|M.Sc Student||Feld Tal Michael|
|Subject||NonLinear Spectral Analysis for Grouping Problems|
|Department||Department of Electrical Engineering||Supervisors||Professor Guy Gilboa|
|Dr. Noam Kaplan|
|Full Thesis text|
Perceptual grouping problems in vision can often be reformulated as balanced partitioning of a graph, in which every object is a node in the graph and similarities between objects are the edge weights. Although NP-hard, balanced partitioning is usually relaxed to the minimization of a corresponding energy, which under weaker conditions is equivalent to a balanced criteria. The current leading balanced criterion - the Cheeger cut, corresponds to the minimization of the Total variation over the L1 norm, which is a particular case of a Rayleigh quotient of two absolutely one-homogeneous functionals. We examine the problem of minimizing generalized Rayleigh quotients of the form J(u)/H(u), where both J and H are absolutely one-homogeneous functionals.

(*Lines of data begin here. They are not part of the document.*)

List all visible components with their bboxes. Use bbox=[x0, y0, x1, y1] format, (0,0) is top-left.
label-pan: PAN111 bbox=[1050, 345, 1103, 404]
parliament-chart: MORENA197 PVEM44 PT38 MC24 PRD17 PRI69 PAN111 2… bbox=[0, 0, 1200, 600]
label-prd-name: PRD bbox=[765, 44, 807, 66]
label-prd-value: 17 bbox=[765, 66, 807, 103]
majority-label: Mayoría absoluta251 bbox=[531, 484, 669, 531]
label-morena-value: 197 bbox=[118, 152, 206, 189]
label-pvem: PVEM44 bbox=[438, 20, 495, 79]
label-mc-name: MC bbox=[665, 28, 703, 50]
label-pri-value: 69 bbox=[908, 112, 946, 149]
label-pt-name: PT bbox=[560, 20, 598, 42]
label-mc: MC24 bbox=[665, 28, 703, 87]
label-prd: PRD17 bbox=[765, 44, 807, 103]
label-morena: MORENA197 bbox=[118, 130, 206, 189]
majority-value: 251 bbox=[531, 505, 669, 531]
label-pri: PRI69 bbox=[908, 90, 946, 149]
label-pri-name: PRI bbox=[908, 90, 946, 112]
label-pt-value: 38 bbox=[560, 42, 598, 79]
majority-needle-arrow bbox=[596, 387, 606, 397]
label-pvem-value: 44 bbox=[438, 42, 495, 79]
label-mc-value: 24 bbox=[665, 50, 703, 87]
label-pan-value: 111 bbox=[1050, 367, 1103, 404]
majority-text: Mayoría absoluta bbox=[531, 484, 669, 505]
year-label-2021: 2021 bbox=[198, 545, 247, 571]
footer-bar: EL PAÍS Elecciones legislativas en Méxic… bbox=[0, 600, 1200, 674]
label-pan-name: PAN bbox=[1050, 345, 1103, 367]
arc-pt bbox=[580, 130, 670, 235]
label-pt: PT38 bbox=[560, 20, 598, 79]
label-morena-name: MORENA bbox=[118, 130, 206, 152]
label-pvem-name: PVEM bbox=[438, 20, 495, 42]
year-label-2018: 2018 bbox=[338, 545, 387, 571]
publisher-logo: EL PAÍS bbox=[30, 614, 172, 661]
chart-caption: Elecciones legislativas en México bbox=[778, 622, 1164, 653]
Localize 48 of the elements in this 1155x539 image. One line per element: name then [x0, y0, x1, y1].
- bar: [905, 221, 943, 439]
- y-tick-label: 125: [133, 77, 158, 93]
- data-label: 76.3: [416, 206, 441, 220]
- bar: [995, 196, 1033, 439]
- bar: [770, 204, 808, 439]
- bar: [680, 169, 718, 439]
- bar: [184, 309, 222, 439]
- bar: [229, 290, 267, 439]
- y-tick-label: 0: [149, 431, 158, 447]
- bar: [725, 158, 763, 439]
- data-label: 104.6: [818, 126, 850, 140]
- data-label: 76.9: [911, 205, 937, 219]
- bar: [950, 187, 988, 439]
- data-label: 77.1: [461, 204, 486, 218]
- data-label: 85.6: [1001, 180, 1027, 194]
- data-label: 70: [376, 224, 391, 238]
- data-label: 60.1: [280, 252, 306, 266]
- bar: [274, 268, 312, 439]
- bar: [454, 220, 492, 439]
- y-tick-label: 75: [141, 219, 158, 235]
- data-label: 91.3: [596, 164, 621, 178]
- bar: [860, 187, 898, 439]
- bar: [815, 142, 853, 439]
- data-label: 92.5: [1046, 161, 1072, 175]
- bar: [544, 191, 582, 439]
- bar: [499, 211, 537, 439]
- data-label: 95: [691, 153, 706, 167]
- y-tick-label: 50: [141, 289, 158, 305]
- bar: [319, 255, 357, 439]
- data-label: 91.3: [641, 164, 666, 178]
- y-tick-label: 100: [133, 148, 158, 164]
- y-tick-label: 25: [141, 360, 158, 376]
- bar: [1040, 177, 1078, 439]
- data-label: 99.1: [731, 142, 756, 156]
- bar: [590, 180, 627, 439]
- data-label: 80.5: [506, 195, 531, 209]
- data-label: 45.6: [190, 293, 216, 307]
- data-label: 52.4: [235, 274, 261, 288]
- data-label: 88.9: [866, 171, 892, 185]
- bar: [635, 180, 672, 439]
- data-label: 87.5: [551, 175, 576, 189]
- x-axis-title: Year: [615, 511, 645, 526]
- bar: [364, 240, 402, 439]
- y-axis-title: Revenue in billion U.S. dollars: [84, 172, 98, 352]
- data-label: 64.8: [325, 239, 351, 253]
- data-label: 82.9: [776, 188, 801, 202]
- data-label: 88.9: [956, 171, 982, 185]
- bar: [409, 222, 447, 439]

This can be viewed as minimizing J where the solution is constrained to be on a generalized sphere with H(u) = 1, where H is any norm or semi-norm. The solution admits a nonlinear eigenvalue problem, based on the subgradients of J and H. We examine several flows which minimize the ratio. This is done both by time-continuous flow formulations and by discrete iterations. We focus on a certain flow, which is easier to analyze theoretically, following the theory of Brezis on flows with maximal monotone operators. A comprehensive theory is established, including convergence of the flow. We then turn into a more specific case of minimizing graph total variation on the L1 sphere, which approximates the Cheeger-cut problem. Experimental results show the applicability of such algorithms for clustering and classification of images. Finally, we propose a multi-class version of our flow that generates statistically independent binary eigenfunctions. We motivate the use of this set of eigenfunctions by presenting a new reformulation of the spectral hashing problem which is experimentally tested as well.